Monday, 3 October 2016

REVIEW - DEEPWATER HORIZON (PETER BERG)


You can always trust a Republican to miss the point entirely, and wilfully so. Yes, I'm getting political, because the story of the Deepwater Horizon disaster was political, whether these filmmakers acknowledge that or not. Their ploy to rope in the average American viewer (and these days, we know all too well what that means) involves the usual negligible concessions to inclusion and positive representation, largely smothered by a blinkered celebration of egotistical, heterosexual, white American machismo. Amid the bluster of Deepwater Horizon, albeit excellently staged, Peter Berg intentionally loses sight of the bigger picture, whilst ensuring to insert certain details that infer that he's not entirely ignorant of the value of context. In pursuit of this skewed slant on reality, Berg's film emphasizes select points, those particularly attractive to his target demographic: mistrust of authority, the dignity of hard work dutifully done, virtues such as loyalty, bravery and compassion. It's respectable stuff, yet coated in a typically self-aggrandizing sheen of standard christian American self-satisfaction, and all the technical brilliance that $156 million can get you can't yet redeem such damning flaws.
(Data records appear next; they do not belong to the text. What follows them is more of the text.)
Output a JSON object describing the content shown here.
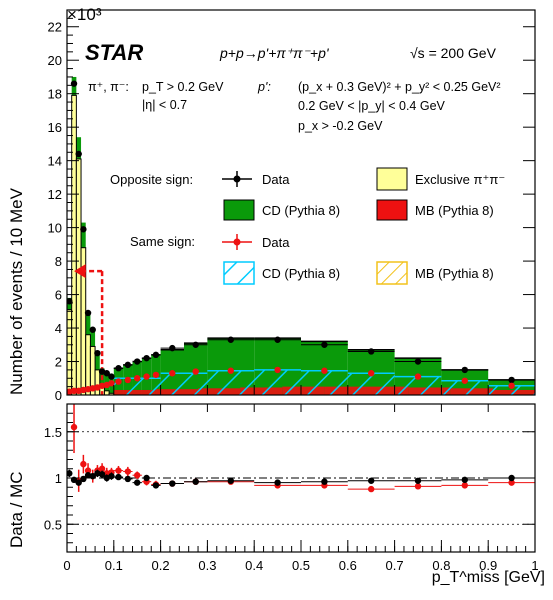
{
  "chart_data": {
    "type": "bar",
    "experiment": "STAR",
    "process": "p+p→p'+π⁺π⁻+p'",
    "energy": "√s = 200 GeV",
    "exponent_label": "×10³",
    "cuts": {
      "pion_label": "π⁺, π⁻:",
      "pion_cuts": [
        "p_T > 0.2 GeV",
        "|η| < 0.7"
      ],
      "proton_label": "p':",
      "proton_cuts": [
        "(p_x + 0.3 GeV)² + p_y² < 0.25 GeV²",
        "0.2 GeV < |p_y| < 0.4 GeV",
        "p_x > -0.2 GeV"
      ]
    },
    "legend": {
      "opposite_sign_label": "Opposite sign:",
      "same_sign_label": "Same sign:",
      "entries": [
        {
          "key": "data_os",
          "label": "Data"
        },
        {
          "key": "exclusive",
          "label": "Exclusive π⁺π⁻"
        },
        {
          "key": "cd_os",
          "label": "CD (Pythia 8)"
        },
        {
          "key": "mb_os",
          "label": "MB (Pythia 8)"
        },
        {
          "key": "data_ss",
          "label": "Data"
        },
        {
          "key": "cd_ss",
          "label": "CD (Pythia 8)"
        },
        {
          "key": "mb_ss",
          "label": "MB (Pythia 8)"
        }
      ]
    },
    "colors": {
      "exclusive": "#ffff99",
      "cd": "#0a9a0a",
      "mb": "#ee1111",
      "cd_ss": "#00ccff",
      "mb_ss": "#f2c21c",
      "data_os": "#000000",
      "data_ss": "#ee1111"
    },
    "cut_value": 0.075,
    "top": {
      "ylabel": "Number of events / 10 MeV",
      "ylim": [
        0,
        23
      ],
      "yticks": [
        0,
        2,
        4,
        6,
        8,
        10,
        12,
        14,
        16,
        18,
        20,
        22
      ],
      "fine_edges": [
        0,
        0.01,
        0.02,
        0.03,
        0.04,
        0.05,
        0.06,
        0.07,
        0.08,
        0.09,
        0.1
      ],
      "fine_exclusive": [
        5.1,
        17.9,
        14.1,
        8.8,
        3.6,
        2.9,
        1.5,
        0.6,
        0.25,
        0.1
      ],
      "fine_total": [
        5.8,
        19.0,
        15.4,
        10.3,
        5.0,
        4.0,
        2.6,
        1.6,
        1.2,
        1.1
      ],
      "fine_data_x": [
        0.005,
        0.015,
        0.025,
        0.035,
        0.045,
        0.055,
        0.065,
        0.075,
        0.085,
        0.095
      ],
      "fine_data_y": [
        5.6,
        18.6,
        14.4,
        9.9,
        4.9,
        3.9,
        2.5,
        1.4,
        1.3,
        1.1
      ],
      "coarse_edges": [
        0.1,
        0.12,
        0.14,
        0.16,
        0.18,
        0.2,
        0.25,
        0.3,
        0.4,
        0.5,
        0.6,
        0.7,
        0.8,
        0.9,
        1.0
      ],
      "coarse_cd": [
        1.5,
        1.7,
        1.9,
        2.1,
        2.3,
        2.6,
        3.0,
        3.3,
        3.3,
        3.1,
        2.6,
        2.1,
        1.4,
        0.8
      ],
      "coarse_total": [
        1.6,
        1.8,
        2.0,
        2.2,
        2.4,
        2.7,
        3.1,
        3.4,
        3.4,
        3.2,
        2.7,
        2.2,
        1.5,
        0.9
      ],
      "coarse_data_x": [
        0.11,
        0.13,
        0.15,
        0.17,
        0.19,
        0.225,
        0.275,
        0.35,
        0.45,
        0.55,
        0.65,
        0.75,
        0.85,
        0.95
      ],
      "coarse_data_y": [
        1.6,
        1.8,
        2.0,
        2.2,
        2.4,
        2.8,
        3.0,
        3.3,
        3.3,
        3.0,
        2.6,
        2.0,
        1.5,
        0.9
      ],
      "ss_data_x": [
        0.005,
        0.015,
        0.025,
        0.035,
        0.045,
        0.055,
        0.065,
        0.075,
        0.085,
        0.095,
        0.11,
        0.13,
        0.15,
        0.17,
        0.19,
        0.225,
        0.275,
        0.35,
        0.45,
        0.55,
        0.65,
        0.75,
        0.85,
        0.95
      ],
      "ss_data_y": [
        0.2,
        0.25,
        0.25,
        0.3,
        0.35,
        0.4,
        0.45,
        0.55,
        0.6,
        0.7,
        0.8,
        0.9,
        1.0,
        1.1,
        1.2,
        1.3,
        1.4,
        1.45,
        1.5,
        1.45,
        1.3,
        1.1,
        0.85,
        0.55
      ],
      "ss_cd_edges": [
        0.1,
        0.2,
        0.3,
        0.4,
        0.5,
        0.6,
        0.7,
        0.8,
        0.9,
        1.0
      ],
      "ss_cd": [
        1.0,
        1.3,
        1.45,
        1.5,
        1.45,
        1.3,
        1.1,
        0.85,
        0.55
      ],
      "mb_band": [
        0.3,
        0.35,
        0.4,
        0.45,
        0.5,
        0.5,
        0.5,
        0.45,
        0.4,
        0.3
      ]
    },
    "ratio": {
      "ylabel": "Data / MC",
      "ylim": [
        0.2,
        1.8
      ],
      "yticks": [
        0.5,
        1,
        1.5
      ],
      "xlabel": "p_T^miss [GeV]",
      "xlim": [
        0,
        1
      ],
      "xticks": [
        0,
        0.1,
        0.2,
        0.3,
        0.4,
        0.5,
        0.6,
        0.7,
        0.8,
        0.9,
        1
      ],
      "os_x": [
        0.005,
        0.015,
        0.025,
        0.035,
        0.045,
        0.055,
        0.065,
        0.075,
        0.085,
        0.095,
        0.11,
        0.13,
        0.15,
        0.17,
        0.19,
        0.225,
        0.275,
        0.35,
        0.45,
        0.55,
        0.65,
        0.75,
        0.85,
        0.95
      ],
      "os_y": [
        1.05,
        0.98,
        0.95,
        0.99,
        1.03,
        1.02,
        1.05,
        1.04,
        1.0,
        1.02,
        1.01,
        0.99,
        0.95,
        1.0,
        0.92,
        0.94,
        0.96,
        0.97,
        0.95,
        0.96,
        0.97,
        0.97,
        0.98,
        1.0
      ],
      "os_err": [
        0.04,
        0.02,
        0.02,
        0.02,
        0.03,
        0.03,
        0.04,
        0.04,
        0.04,
        0.04,
        0.03,
        0.03,
        0.03,
        0.03,
        0.03,
        0.02,
        0.02,
        0.01,
        0.01,
        0.01,
        0.02,
        0.02,
        0.02,
        0.03
      ],
      "ss_x": [
        0.015,
        0.025,
        0.035,
        0.045,
        0.055,
        0.065,
        0.075,
        0.085,
        0.095,
        0.11,
        0.13,
        0.15,
        0.17,
        0.19,
        0.225,
        0.275,
        0.35,
        0.45,
        0.55,
        0.65,
        0.75,
        0.85,
        0.95
      ],
      "ss_y": [
        1.55,
        0.97,
        1.15,
        1.08,
        1.02,
        1.08,
        1.1,
        1.05,
        1.06,
        1.08,
        1.07,
        1.03,
        0.96,
        0.93,
        0.94,
        0.96,
        0.96,
        0.92,
        0.92,
        0.88,
        0.91,
        0.92,
        0.95
      ],
      "ss_err": [
        0.28,
        0.12,
        0.1,
        0.08,
        0.07,
        0.06,
        0.06,
        0.06,
        0.05,
        0.05,
        0.05,
        0.04,
        0.04,
        0.04,
        0.03,
        0.03,
        0.02,
        0.02,
        0.02,
        0.02,
        0.02,
        0.03,
        0.03
      ]
    }
  }
}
Berg displays great flair in wielding this brilliance, putting it to smart effect in tense dramatic and thrilling action-esque sequences both; all that money was put to surprisingly solid use, as evidenced in Deepwater Horizon's sensible design, stressing a leanness of style throughout, accentuated by verisimilar craft. By the workers, and for the workers, Deepwater Horizon somehow still manages to rank as among the most conservative studio pictures of the year.